Её тёмные, ласковые глаза налились слезами, она смотрела на меня, крепко прикусив губы, а щёки и уши у неё густо покраснели. Принять десять копеек я благородно отказался, а записку взял и вручил сыну одного из членов судебной палаты, длинному студенту с чахоточным румянцем на щеках. Он предложил мне полтинник, молча и задумчиво отсчитав деньги мелкой медью, а когда я сказал, что это мне не нужно, - сунул медь в карман своих брюк, но - не попал, и деньги рассыпались по полу.
Растерянно глядя, как пятаки и семишники катятся во все стороны, он потирал руки так крепко, что трещали суставы пальцев, и бормотал, трудно вздыхая: - Что же теперь делать? Ну, прощай!
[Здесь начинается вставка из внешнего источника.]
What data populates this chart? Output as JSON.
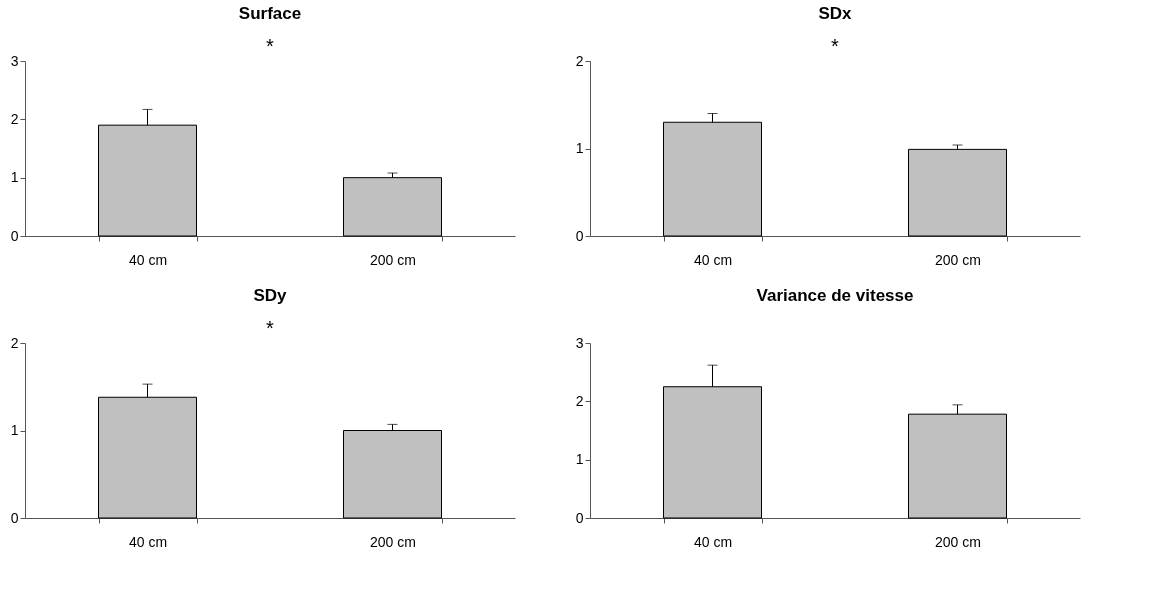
{
  "chart_data": [
    {
      "type": "bar",
      "title": "Surface",
      "categories": [
        "40 cm",
        "200 cm"
      ],
      "values": [
        1.9,
        1.0
      ],
      "errors": [
        [
          1.9,
          2.17
        ],
        [
          1.0,
          1.08
        ]
      ],
      "color": "#c0c0c0",
      "ylim": [
        0,
        3
      ],
      "yticks": [
        0,
        1,
        2,
        3
      ],
      "grid": false,
      "annotations": [
        "*"
      ]
    },
    {
      "type": "bar",
      "title": "SDx",
      "categories": [
        "40 cm",
        "200 cm"
      ],
      "values": [
        1.3,
        0.99
      ],
      "errors": [
        [
          1.3,
          1.4
        ],
        [
          0.99,
          1.04
        ]
      ],
      "color": "#c0c0c0",
      "ylim": [
        0,
        2
      ],
      "yticks": [
        0,
        1,
        2
      ],
      "grid": false,
      "annotations": [
        "*"
      ]
    },
    {
      "type": "bar",
      "title": "SDy",
      "categories": [
        "40 cm",
        "200 cm"
      ],
      "values": [
        1.38,
        1.0
      ],
      "errors": [
        [
          1.38,
          1.53
        ],
        [
          1.0,
          1.07
        ]
      ],
      "color": "#c0c0c0",
      "ylim": [
        0,
        2
      ],
      "yticks": [
        0,
        1,
        2
      ],
      "grid": false,
      "annotations": [
        "*"
      ]
    },
    {
      "type": "bar",
      "title": "Variance de vitesse",
      "categories": [
        "40 cm",
        "200 cm"
      ],
      "values": [
        2.25,
        1.78
      ],
      "errors": [
        [
          2.25,
          2.62
        ],
        [
          1.78,
          1.94
        ]
      ],
      "color": "#c0c0c0",
      "ylim": [
        0,
        3
      ],
      "yticks": [
        0,
        1,
        2,
        3
      ],
      "grid": false
    }
  ]
}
Мне нужно подумать... Не знаю, что он выдумал, но я очень пожалел барышню. Скоро она исчезла из института, а лет через пятнадцать я встретил её учительницей в одной крымской гимназии, она страдала туберкулёзом и говорила обо всём в мире с беспощадной злобой человека, оскорблённого жизнью.
Кончив разносить булки, я ложился спать, вечерком работал в пекарне, чтоб к полуночи выпустить в магазин сдобное, - булочная помещалась около городского театра, и после спектакля публика заходила к нам истреблять горячие слойки. Затем шёл месить тесто для весового хлеба и французских булок, а замесить руками пятнадцать, двадцать пудов - это не игрушка.
Снова спал часа два, три и снова шёл разносить булки.
Так - изо дня в день.
А мною овладел нестерпимый зуд сеять "разумное, доброе, вечное". Человек общительный, я умел живо рассказывать, фантазия моя была возбуждена пережитым и прочитанным. Очень немного нужно было мне для того, чтоб из обыденного факта создать интересную историю, в основе которой капризно извивалась "незримая нить". У меня были знакомства с рабочими фабрик Крестовникова и Алафузова; особенно близок был мне старик ткач Никита Рубцов, человек, работавший почти на всех ткацких фабриках России, беспокойная, умная душа.